FASB Agrees to Delay CECL to 2023

NORWALK, Conn.–The Financial Accounting Standards Board (FASB) has agreed to delay the effective date its new current expected credit loss (CECL) standard until 2023, a move credit unions have been pushing for.  

The move was announced following FASB’s board meeting today.  

Both credit union trade groups, as well as credit unions themselves, have argued the new standard raises a host of compliance challenges for credit unions and more time is needed to prepare. Concerns have also been raised over how CECL will alter the financial standing of credit unions.

“While a formal Board vote is still to come, based on unanimous support at today’s meeting, a final standard delaying the CECL effective date until 2023 will become official in the coming weeks,” said Elizabeth Eurgubian, deputy chief advocacy officer and senior counsel with CUNA. “The CECL standard continues to be one of the biggest compliance challenges for credit unions, and CUNA has long called for additional time for credit unions to meet the standard. We appreciate the Board’s recognition of those challenges and we continue to advocate for sufficient compliance resources on behalf of credit unions.” 

NCUA Board Chairman Rodney Hood supported FASB's decision.

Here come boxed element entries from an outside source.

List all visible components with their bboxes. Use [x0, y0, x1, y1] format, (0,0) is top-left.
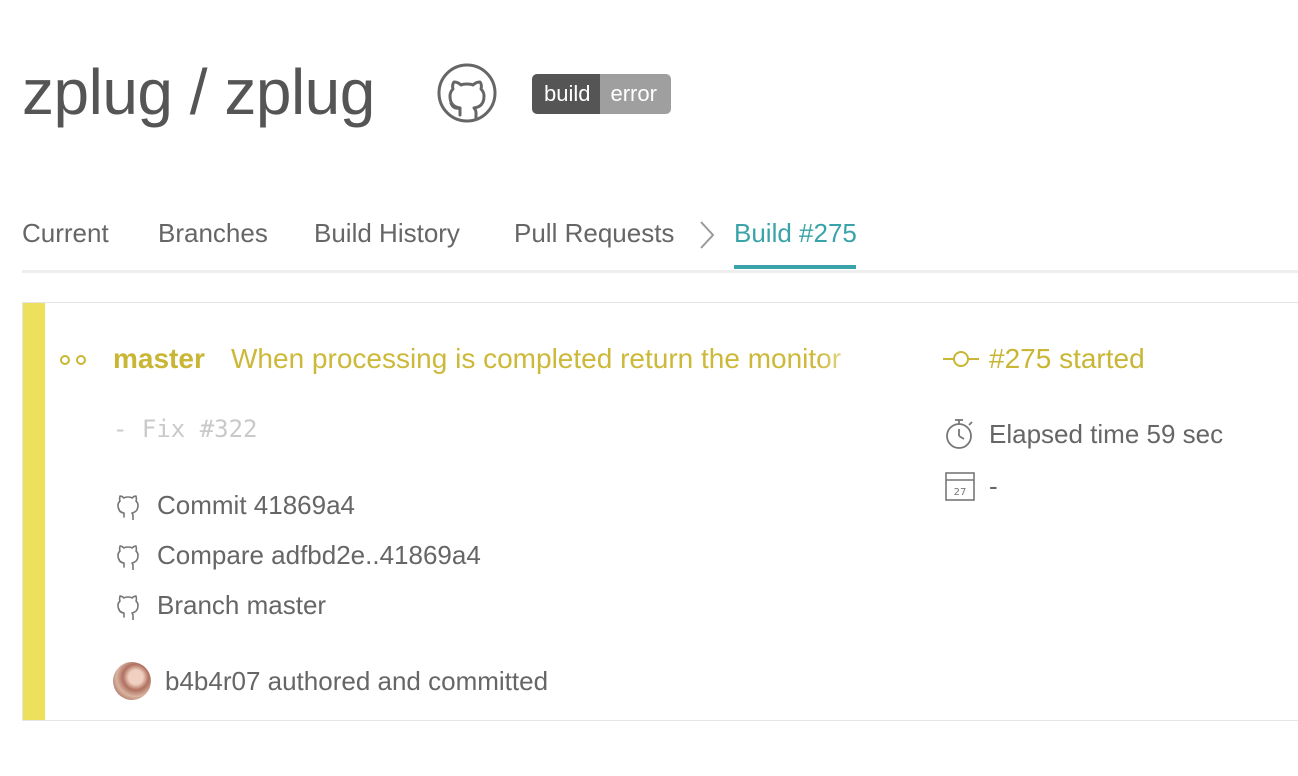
- build-number-status[interactable]: #275 started: [943, 339, 1145, 379]
- tab-branches[interactable]: Branches: [158, 216, 268, 250]
- calendar-icon: 27: [945, 472, 975, 501]
- badge-status: error: [600, 74, 671, 114]
- commit-link[interactable]: Commit 41869a4: [113, 487, 355, 523]
- repo-name-link[interactable]: zplug: [224, 56, 375, 128]
- calendar-day: 27: [954, 487, 967, 498]
- tab-pull-requests[interactable]: Pull Requests: [514, 216, 674, 250]
- github-icon: [117, 495, 139, 520]
- author-text: b4b4r07 authored and committed: [165, 665, 549, 696]
- avatar: [113, 662, 151, 700]
- elapsed-time-text: Elapsed time 59 sec: [989, 418, 1224, 449]
- tab-current[interactable]: Current: [22, 216, 109, 250]
- build-state-stripe: [23, 303, 45, 720]
- commit-node-icon: [943, 351, 979, 367]
- tab-build-275[interactable]: Build #275: [734, 216, 857, 250]
- repo-separator: /: [189, 56, 208, 128]
- chevron-right-icon: [700, 221, 715, 249]
- repo-title: zplug / zplug: [22, 52, 375, 132]
- commit-author: b4b4r07 authored and committed: [113, 661, 548, 701]
- build-summary-card: master When processing is completed retu…: [22, 302, 1298, 721]
- branch-name[interactable]: master: [113, 339, 205, 379]
- commit-message: When processing is completed return the …: [231, 339, 877, 379]
- badge-label: build: [532, 74, 601, 114]
- branch-link-text: Branch master: [157, 590, 327, 620]
- compare-link[interactable]: Compare adfbd2e..41869a4: [113, 537, 481, 573]
- commit-body: - Fix #322: [113, 415, 258, 443]
- elapsed-time: Elapsed time 59 sec: [943, 417, 1223, 451]
- repo-owner-link[interactable]: zplug: [22, 56, 173, 128]
- github-icon: [117, 545, 139, 570]
- github-icon: [117, 595, 139, 620]
- stopwatch-icon: [946, 419, 973, 449]
- build-number-text: #275 started: [989, 343, 1145, 374]
- build-tabs: Current Branches Build History Pull Requ…: [22, 206, 1298, 273]
- commit-link-text: Commit 41869a4: [157, 490, 355, 520]
- github-icon[interactable]: [436, 62, 498, 124]
- finished-date-text: -: [989, 470, 998, 501]
- finished-date: 27 -: [943, 469, 998, 503]
- build-status-badge[interactable]: build error: [532, 74, 671, 114]
- active-tab-indicator: [734, 265, 856, 269]
- branch-link[interactable]: Branch master: [113, 587, 326, 623]
- two-dots-icon: [60, 355, 86, 365]
- tab-build-history[interactable]: Build History: [314, 216, 460, 250]
- compare-link-text: Compare adfbd2e..41869a4: [157, 540, 481, 570]
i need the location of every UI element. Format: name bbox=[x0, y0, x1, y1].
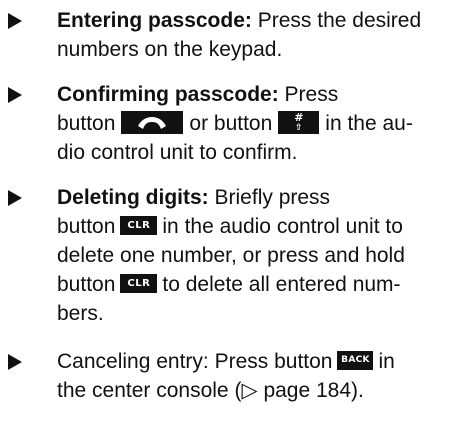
phone-key-icon bbox=[121, 110, 184, 134]
step-text: Confirming passcode: Press button or butt… bbox=[57, 80, 457, 167]
step-line: Deleting digits: Briefly press bbox=[57, 186, 331, 209]
clr-key-icon: CLR bbox=[120, 215, 158, 235]
step-line: button CLR in the audio control unit to bbox=[57, 215, 403, 238]
step-text: Entering passcode: Press the desired num… bbox=[57, 6, 457, 64]
step-line: dio control unit to confirm. bbox=[57, 141, 298, 164]
step-line: Canceling entry: Press button BACK in bbox=[57, 350, 395, 373]
step-title: Confirming passcode: bbox=[57, 83, 279, 106]
bullet-arrow-icon bbox=[8, 183, 28, 212]
page-reference-arrow-icon: ▷ bbox=[241, 379, 258, 402]
step-line: numbers on the keypad. bbox=[57, 38, 283, 61]
bullet-arrow-icon bbox=[8, 80, 28, 109]
clr-key-icon: CLR bbox=[120, 273, 158, 293]
bullet-arrow-icon bbox=[8, 6, 28, 35]
step-text: Canceling entry: Press button BACK in the … bbox=[57, 347, 457, 405]
step-line: bers. bbox=[57, 302, 104, 325]
step-title: Entering passcode: bbox=[57, 9, 252, 32]
page-reference-link[interactable]: page 184). bbox=[263, 379, 363, 402]
step-line: the center console (▷ page 184). bbox=[57, 379, 364, 402]
back-key-icon: BACK bbox=[337, 350, 374, 370]
step-line: button CLR to delete all entered num- bbox=[57, 273, 401, 296]
step-title: Deleting digits: bbox=[57, 186, 209, 209]
instruction-page: Entering passcode: Press the desired num… bbox=[0, 0, 463, 421]
step-line: delete one number, or press and hold bbox=[57, 244, 405, 267]
step-line: Confirming passcode: Press bbox=[57, 83, 339, 106]
step-line: Entering passcode: Press the desired bbox=[57, 9, 422, 32]
hash-key-icon: # ⇧ bbox=[278, 110, 320, 134]
bullet-arrow-icon bbox=[8, 347, 28, 376]
step-line: button or button # ⇧ in the au- bbox=[57, 110, 413, 135]
step-text: Deleting digits: Briefly press button CLR… bbox=[57, 183, 457, 328]
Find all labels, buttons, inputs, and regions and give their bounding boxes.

“I am glad the Financial Accounting Standards Board chose the prudent course of delaying CECL until 2023," said Hood. "This will give more time for credit unions to implement the standard. The NCUA plans to phase in the capital impact of the new standard, which will provide relief to credit unions that could see large increases in their loan-loss reserves. We look forward to working with FASB to ensure credit unions get any necessary education and training assistance to implement the new standard.”